Runa Mackay obituary

My friend Runa Mackay, who has died aged 98, spent much of her long medical career working in Israel, where she strove to improve the health of the Palestinian people.

She began her work in Israel in 1954 with a six-month locum job at the Edinburgh Medical Missionary Society hospital in Nazareth. Rather than going back home at the end of her stint, she ended up staying in Israel for the next 30 years.

After 20 years in Palestinian hospitals, she helped to set up the Galilee Society of Health, Research and Service, and worked as a district medical officer for the Israeli health ministry, trying to improve conditions for Palestinians living in the villages surrounding Nazareth.

Born in Hull to Anna (nee Train) and her husband, Duncan Mackay, an ophthalmologist, Runa went to secondary school in Edinburgh, going on to graduate in medicine from Edinburgh University in 1944. For the next decade she did postgraduate medical training, latterly as a professorial medical registrar at the Manchester children’s hospital, before moving to Israel.

After retirement in 1985, Runa went back to Edinburgh University to take a degree in Arabic and Islamic studies, graduating in 1990. In her holidays she started working for Medical Aid for Palestinians (MAP) including in refugee camps in Lebanon, especially Qasmiyeh camp, and in a small children’s hospital in Hebron.

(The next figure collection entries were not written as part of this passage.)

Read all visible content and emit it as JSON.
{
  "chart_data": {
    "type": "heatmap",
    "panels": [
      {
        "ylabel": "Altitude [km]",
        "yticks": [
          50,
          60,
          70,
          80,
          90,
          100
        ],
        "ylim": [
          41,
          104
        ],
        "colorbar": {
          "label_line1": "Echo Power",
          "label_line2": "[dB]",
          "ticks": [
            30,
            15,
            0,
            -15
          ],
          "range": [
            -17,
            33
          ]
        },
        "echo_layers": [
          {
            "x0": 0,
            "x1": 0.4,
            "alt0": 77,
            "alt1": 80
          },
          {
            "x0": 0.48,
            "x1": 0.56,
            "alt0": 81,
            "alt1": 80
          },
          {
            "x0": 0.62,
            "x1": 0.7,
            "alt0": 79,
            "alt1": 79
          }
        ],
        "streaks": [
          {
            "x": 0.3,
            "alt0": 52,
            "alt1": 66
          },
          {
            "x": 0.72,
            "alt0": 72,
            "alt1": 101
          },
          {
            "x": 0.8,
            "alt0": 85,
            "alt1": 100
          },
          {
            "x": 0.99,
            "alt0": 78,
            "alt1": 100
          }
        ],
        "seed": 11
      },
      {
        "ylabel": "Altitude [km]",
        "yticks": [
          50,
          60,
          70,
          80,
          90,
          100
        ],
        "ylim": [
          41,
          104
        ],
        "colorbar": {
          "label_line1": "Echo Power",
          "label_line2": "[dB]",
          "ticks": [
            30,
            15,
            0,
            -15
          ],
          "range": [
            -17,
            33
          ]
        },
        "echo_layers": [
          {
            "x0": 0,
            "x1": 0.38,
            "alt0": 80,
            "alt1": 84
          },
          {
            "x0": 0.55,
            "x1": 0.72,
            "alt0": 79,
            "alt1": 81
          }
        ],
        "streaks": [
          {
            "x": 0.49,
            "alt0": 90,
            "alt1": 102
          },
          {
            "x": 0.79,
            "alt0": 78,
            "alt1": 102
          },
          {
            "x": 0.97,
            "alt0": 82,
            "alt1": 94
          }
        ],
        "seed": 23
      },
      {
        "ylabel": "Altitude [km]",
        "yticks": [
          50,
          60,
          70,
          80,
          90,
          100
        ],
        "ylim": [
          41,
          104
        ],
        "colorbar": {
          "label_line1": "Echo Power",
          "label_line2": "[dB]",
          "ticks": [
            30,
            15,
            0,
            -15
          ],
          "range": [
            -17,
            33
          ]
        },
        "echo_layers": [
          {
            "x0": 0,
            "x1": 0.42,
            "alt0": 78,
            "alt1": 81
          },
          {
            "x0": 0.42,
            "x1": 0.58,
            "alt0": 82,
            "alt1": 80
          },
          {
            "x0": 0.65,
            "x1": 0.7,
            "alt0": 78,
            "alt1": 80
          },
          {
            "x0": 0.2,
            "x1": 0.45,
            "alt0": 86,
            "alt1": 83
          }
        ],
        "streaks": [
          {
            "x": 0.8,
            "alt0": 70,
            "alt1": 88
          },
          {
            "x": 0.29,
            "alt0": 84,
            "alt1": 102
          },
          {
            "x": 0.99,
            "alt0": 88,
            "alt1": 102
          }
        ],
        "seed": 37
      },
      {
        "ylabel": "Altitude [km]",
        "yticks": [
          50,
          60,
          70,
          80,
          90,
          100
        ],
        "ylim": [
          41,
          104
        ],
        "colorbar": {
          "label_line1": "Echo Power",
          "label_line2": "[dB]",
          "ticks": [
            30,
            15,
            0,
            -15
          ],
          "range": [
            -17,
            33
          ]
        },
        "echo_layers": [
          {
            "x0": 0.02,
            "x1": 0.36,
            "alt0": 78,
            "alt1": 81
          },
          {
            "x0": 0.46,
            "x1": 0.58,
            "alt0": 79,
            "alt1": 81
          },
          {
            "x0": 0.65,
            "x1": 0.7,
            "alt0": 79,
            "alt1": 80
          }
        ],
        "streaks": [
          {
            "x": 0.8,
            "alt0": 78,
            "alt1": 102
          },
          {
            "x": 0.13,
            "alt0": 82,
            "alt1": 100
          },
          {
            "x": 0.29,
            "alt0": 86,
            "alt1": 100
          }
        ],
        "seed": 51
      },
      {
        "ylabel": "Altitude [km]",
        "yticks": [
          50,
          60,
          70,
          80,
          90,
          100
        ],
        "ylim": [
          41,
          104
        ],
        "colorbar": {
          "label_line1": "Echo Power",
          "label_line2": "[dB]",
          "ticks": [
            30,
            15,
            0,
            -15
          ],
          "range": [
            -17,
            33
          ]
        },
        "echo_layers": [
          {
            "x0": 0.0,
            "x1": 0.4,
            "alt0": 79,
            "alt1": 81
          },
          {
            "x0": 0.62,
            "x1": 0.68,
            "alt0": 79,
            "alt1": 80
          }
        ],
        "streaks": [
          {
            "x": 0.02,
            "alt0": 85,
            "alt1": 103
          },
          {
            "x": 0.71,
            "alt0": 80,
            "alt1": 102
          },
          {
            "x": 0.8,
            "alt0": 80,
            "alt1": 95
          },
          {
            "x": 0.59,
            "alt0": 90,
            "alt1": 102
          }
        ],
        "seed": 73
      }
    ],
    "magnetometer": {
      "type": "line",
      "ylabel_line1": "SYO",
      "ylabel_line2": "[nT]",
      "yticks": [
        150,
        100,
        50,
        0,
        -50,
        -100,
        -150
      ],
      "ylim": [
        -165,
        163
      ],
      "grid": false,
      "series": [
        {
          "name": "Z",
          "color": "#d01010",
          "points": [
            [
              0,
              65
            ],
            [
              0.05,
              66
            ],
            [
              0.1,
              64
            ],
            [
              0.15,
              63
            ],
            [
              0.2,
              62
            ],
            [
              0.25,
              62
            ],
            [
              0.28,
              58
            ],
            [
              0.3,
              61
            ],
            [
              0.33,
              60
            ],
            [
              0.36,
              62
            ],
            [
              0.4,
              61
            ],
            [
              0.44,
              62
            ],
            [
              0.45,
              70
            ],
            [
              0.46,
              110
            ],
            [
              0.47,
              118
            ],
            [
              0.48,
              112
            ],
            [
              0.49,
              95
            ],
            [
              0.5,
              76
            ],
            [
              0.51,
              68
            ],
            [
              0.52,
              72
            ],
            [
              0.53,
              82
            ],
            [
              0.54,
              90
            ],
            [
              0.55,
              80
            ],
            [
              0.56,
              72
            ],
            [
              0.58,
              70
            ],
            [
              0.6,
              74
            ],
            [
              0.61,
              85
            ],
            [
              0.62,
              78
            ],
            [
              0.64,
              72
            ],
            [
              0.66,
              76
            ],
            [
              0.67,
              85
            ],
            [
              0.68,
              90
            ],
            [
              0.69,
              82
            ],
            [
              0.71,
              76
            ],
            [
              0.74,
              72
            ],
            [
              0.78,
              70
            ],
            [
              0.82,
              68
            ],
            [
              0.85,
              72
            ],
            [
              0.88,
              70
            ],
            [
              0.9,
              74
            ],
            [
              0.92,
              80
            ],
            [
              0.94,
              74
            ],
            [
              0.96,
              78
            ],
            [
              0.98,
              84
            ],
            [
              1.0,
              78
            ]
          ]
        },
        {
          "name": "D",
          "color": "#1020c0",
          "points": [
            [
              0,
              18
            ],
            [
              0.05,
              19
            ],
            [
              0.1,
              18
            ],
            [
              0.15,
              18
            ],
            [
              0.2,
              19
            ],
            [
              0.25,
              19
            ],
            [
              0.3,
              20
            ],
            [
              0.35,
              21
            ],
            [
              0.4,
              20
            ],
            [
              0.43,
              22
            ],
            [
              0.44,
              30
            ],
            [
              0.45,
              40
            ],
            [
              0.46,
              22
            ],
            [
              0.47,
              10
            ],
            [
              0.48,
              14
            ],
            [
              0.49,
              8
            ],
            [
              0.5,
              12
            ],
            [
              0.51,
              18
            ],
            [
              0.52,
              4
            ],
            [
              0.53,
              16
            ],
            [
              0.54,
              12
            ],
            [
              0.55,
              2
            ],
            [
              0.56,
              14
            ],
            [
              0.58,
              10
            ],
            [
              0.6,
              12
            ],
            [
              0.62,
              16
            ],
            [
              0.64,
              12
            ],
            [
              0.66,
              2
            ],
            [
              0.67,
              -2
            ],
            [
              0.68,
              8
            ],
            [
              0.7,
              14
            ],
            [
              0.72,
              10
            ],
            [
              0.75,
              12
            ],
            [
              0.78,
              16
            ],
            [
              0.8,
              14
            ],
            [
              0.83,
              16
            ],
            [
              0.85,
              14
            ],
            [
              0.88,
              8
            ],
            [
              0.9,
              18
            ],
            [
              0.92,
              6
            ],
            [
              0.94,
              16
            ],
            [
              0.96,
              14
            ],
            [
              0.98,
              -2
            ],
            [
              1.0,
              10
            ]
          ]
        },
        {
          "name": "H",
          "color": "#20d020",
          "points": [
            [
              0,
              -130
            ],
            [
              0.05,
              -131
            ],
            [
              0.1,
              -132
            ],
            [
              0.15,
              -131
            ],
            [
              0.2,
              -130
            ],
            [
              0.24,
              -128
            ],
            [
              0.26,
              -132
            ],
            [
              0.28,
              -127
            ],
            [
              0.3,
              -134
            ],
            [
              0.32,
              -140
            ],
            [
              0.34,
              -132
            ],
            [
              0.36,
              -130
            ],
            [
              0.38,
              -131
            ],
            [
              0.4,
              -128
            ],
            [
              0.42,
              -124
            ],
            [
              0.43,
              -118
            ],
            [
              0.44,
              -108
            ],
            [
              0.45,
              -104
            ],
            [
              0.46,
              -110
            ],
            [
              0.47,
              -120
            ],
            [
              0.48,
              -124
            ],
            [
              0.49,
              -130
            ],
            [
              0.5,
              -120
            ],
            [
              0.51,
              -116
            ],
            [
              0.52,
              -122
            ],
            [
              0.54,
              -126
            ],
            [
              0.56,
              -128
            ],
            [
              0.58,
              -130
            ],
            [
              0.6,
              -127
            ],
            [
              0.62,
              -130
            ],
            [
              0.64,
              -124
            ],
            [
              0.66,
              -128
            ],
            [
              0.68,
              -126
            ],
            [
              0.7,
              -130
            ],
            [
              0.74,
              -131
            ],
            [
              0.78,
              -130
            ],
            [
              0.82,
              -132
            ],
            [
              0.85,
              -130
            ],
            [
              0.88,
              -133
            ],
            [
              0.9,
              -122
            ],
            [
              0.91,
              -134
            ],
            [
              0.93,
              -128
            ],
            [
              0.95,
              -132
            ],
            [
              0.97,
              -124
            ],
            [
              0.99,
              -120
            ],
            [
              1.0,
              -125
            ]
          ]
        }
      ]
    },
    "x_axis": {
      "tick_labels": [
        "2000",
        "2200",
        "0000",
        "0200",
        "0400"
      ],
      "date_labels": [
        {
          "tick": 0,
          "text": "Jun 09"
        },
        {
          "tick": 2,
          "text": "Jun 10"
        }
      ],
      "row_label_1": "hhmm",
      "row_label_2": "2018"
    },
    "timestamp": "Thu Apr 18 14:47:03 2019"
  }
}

Runa eventually became a trustee of MAP, regularly visiting Lebanon and Palestine, starting MAP in Scotland and running major fundraising events into her mid-90s.

In 2014 MAP gave Runa its lifetime achievement award and her life was commemorated in the Scottish parliament as one of the Scottish women whose contribution to the common good has been outstanding. Her book, Exile in Israel (2004), telling the story of her work, is a fascinating historical, political and cultural memoir.

Runa’s Christian faith was fundamental to everything she did; she was a committed member of the Iona Community, a regular participant in the Women in Black vigil in Princes Street, Edinburgh, a member of Medact and a campaigner against Trident. Humble, with an irresistible twinkle in her eye, she leaves an extraordinary legacy of commitment to justice and peace.

She is survived by her niece, Anna, and her nephews, John, Robert and Duncan.